Hoje, vemos uma Justiça mais atuante, que dialoga com diversos segmentos sociais, das mais altas instituições, ao cidadão dito comum, que representa uma entidade de bairro ou mesmo que bate às portas das unidades judiciárias para requerer algum direito.
Uma Justiça sem preconceitos, que não vê limites geográficos, que transcende fronteiras somente para ouvir o cidadão. Vemos essa atuação no trabalho da Ouvidoria, que está em vários canais de comunicação com a sociedade, que ruma aos mais longínquos municípios para receber reclamações e sugestões de como a Justiça pode avançar.
Da mesma forma são as audiências públicas, presididas por juízes e juízas aos quatro cantos do Estado, para debater temas da ordem do dia de cada municipalidade. É a Justiça em sintonia com o clamor social!
Recentemente, há cerca de uma semana, deparei-me com uma notícia que falava da ação itinerante da Corregedoria Geral da Justiça do Maranhão, por meio de visitas técnicas, em várias comarcas do Estado. Pelas comarcas percorridas e a quilometragem acumulada, certamente um trabalho exaustivo, mas, ao mesmo tempo, gratificante para quem faz a Justiça com a alma.
Na agenda de trabalhos da comitiva, diálogo com membros da magistratura, servidores e delegatários do serviço público, os chamados cartorários. Mais do que acompanhar os serviços do Judiciário, garantir o bom funcionamento das atividades judiciais, entendo que ações como essas consistem em distribuir esperança aos milhões de maranhenses.
Esperança especialmente em razão da retomada das atividades presenciais, com o Judiciário passando uma clara mensagem de que a vida resiste e de que é preciso seguir fazendo justiça. Noutra via, não se pode abandonar as melhorias advindas com a tecnologia. Incorporamos o atendimento a distância, a intimação eletrônica e a audiência virtual, avanços que estão alinhados com a modernidade que vivemos.
A dita itinerância, com a realização das visitas técnicas, repercutiu positivamente e mostrou que a Justiça continua presente, como sempre esteve, e ainda mais forte para atender os reclames sociais.
Sou juiz de carreira e desde então passei a conviver com juízes, desembargadores, corregedores e presidentes que não viviam mais enclausurados em seus gabinetes, mas com um perfil atual onde o Judiciário avançou frente a complexa conjuntura social.
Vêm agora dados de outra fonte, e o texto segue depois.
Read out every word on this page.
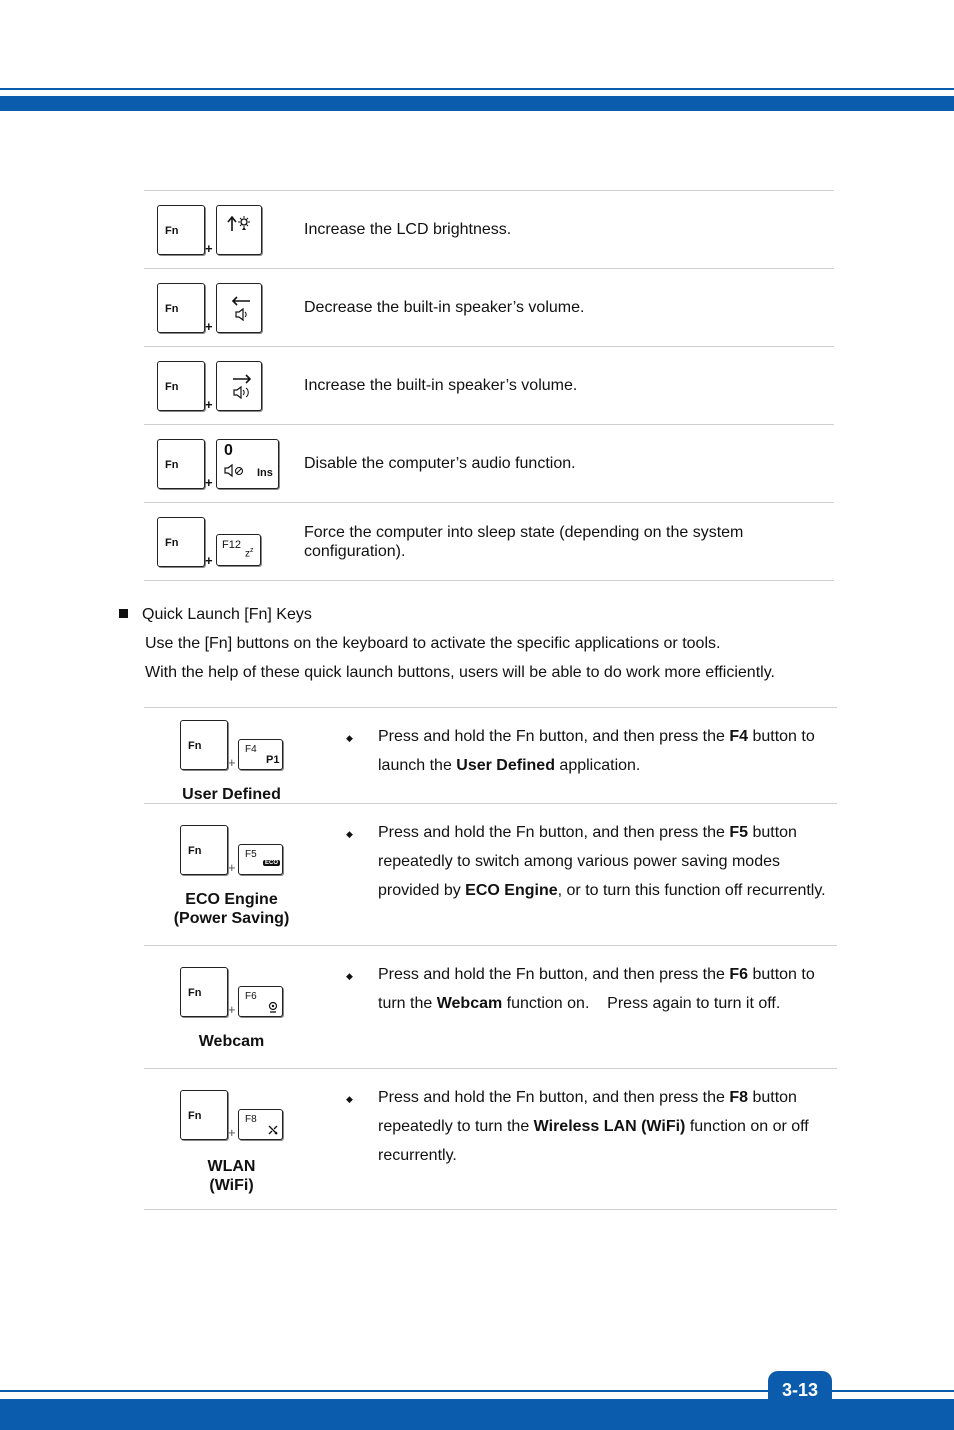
Fn
+
Increase the LCD brightness.
Fn
+
Decrease the built-in speaker’s volume.
Fn
+
Increase the built-in speaker’s volume.
Fn
+
0
Ins
Disable the computer’s audio function.
Fn
+
F12
$z^z$
Force the computer into sleep state (depending on the system configuration).
Quick Launch [Fn] Keys
Use the [Fn] buttons on the keyboard to activate the specific applications or tools.
With the help of these quick launch buttons, users will be able to do work more efficiently.
Fn
+
F4
P1
User Defined
◆ Press and hold the Fn button, and then press the F4 button to launch the User Defined application.
Fn
+
F5
ECO
ECO Engine
(Power Saving)
◆ Press and hold the Fn button, and then press the F5 button repeatedly to switch among various power saving modes provided by ECO Engine, or to turn this function off recurrently.
Fn
+
F6
Webcam
◆ Press and hold the Fn button, and then press the F6 button to turn the Webcam function on.    Press again to turn it off.
Fn
+
F8
WLAN
(WiFi)
◆ Press and hold the Fn button, and then press the F8 button repeatedly to turn the Wireless LAN (WiFi) function on or off recurrently.
3-13
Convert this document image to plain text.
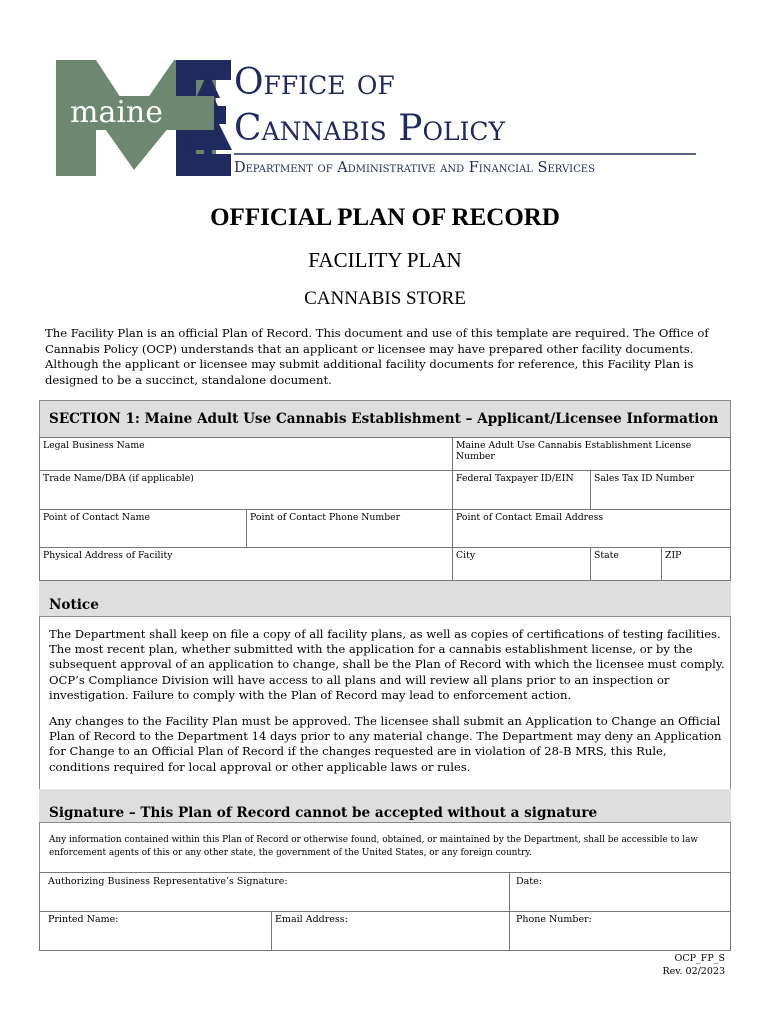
maine
Office of
Cannabis Policy
Department of Administrative and Financial Services
OFFICIAL PLAN OF RECORD
FACILITY PLAN
CANNABIS STORE
The Facility Plan is an official Plan of Record. This document and use of this template are required. The Office of Cannabis Policy (OCP) understands that an applicant or licensee may have prepared other facility documents. Although the applicant or licensee may submit additional facility documents for reference, this Facility Plan is designed to be a succinct, standalone document.
SECTION 1: Maine Adult Use Cannabis Establishment – Applicant/Licensee Information
Legal Business Name	Maine Adult Use Cannabis Establishment License Number
Trade Name/DBA (if applicable)	Federal Taxpayer ID/EIN	Sales Tax ID Number
Point of Contact Name	Point of Contact Phone Number	Point of Contact Email Address
Physical Address of Facility	City	State	ZIP
Notice
The Department shall keep on file a copy of all facility plans, as well as copies of certifications of testing facilities. The most recent plan, whether submitted with the application for a cannabis establishment license, or by the subsequent approval of an application to change, shall be the Plan of Record with which the licensee must comply. OCP’s Compliance Division will have access to all plans and will review all plans prior to an inspection or investigation. Failure to comply with the Plan of Record may lead to enforcement action.
Any changes to the Facility Plan must be approved. The licensee shall submit an Application to Change an Official Plan of Record to the Department 14 days prior to any material change. The Department may deny an Application for Change to an Official Plan of Record if the changes requested are in violation of 28-B MRS, this Rule, conditions required for local approval or other applicable laws or rules.
Signature – This Plan of Record cannot be accepted without a signature
Any information contained within this Plan of Record or otherwise found, obtained, or maintained by the Department, shall be accessible to law enforcement agents of this or any other state, the government of the United States, or any foreign country.
Authorizing Business Representative’s Signature:	Date:
Printed Name:	Email Address:	Phone Number:
OCP_FP_S
Rev. 02/2023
Precisamos, ainda, concentrar esforços em nossas atividades diárias de julgar? Sim. Os gabinetes ainda são nossos redutos. Mas assim como a letra da canção de que o artista tem que ir onde o povo está, saímos de nossas salas para colocar o pé na estrada e materializar a essência de realizar justiça, levando-a a quem precisar.
O Judiciário, hoje, está à frente de políticas públicas, coordena projetos, mobiliza atores, fomenta ações de garantia da terra, da emissão de documentos, da proteção aos mais vulneráveis. Não apenas pelas ditas canetadas, que asseguram direitos em uma lide judicial, mas pelo que o Judiciário faz além da sua função precípua de julgar.
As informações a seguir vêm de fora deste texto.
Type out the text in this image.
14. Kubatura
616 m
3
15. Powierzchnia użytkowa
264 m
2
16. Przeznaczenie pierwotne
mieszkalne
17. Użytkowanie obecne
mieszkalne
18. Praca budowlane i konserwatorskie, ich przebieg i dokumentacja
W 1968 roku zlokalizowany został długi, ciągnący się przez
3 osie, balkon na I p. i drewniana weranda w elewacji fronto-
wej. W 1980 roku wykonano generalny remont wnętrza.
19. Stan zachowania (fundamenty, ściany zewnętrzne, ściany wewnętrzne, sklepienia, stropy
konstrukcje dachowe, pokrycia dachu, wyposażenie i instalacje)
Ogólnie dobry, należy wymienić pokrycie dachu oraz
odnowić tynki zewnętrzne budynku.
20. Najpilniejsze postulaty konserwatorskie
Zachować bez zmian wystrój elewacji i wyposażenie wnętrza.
A adoção da agenda 2030, da Organização das Nações Unidades, que pretende transformar o mundo em um lugar melhor para se viver é uma atitude para se aplaudir. Aperfeiçoar a instituição Justiça, para promover serviços, garantir direitos, fomentar a edificação de cidades mais inclusivas e assegurar a paz social estão na pauta permanente do Judiciário moderno.
Vemos esse perfil da Justiça na preocupação com a execução penal, na realização dos mutirões, na luta pela melhoria no cumprimento das penas daqueles que transgrediram a ordem social. Constatamos essa virada, no que posso classificar como uma mudança de perfil de atuação do órgão correcional, que hoje atua para além de punir.
Naturalmente que todo indício de desvio deve ser apurado, assim como as denúncias e reclamações, pois ninguém está acima do bem ou do mal. Mas o diálogo e o acompanhamento permanente proposto, muito contribui para que magistrados, servidores e cartorários possam praticar seus atos com mais segurança, com observância ao compêndio de normativos.
Para isso servem as inspeções e correições. As visitas técnicas, para diálogo, apoio, alinhamento e orientação, a meu ver, vem como uma ferramenta a mais nesse suporte, sobretudo, para aquelas comarcas mais longínquas, cujos relatos dos mais antigos remontam um cenário de pouco contato e diálogo com a Administração superior.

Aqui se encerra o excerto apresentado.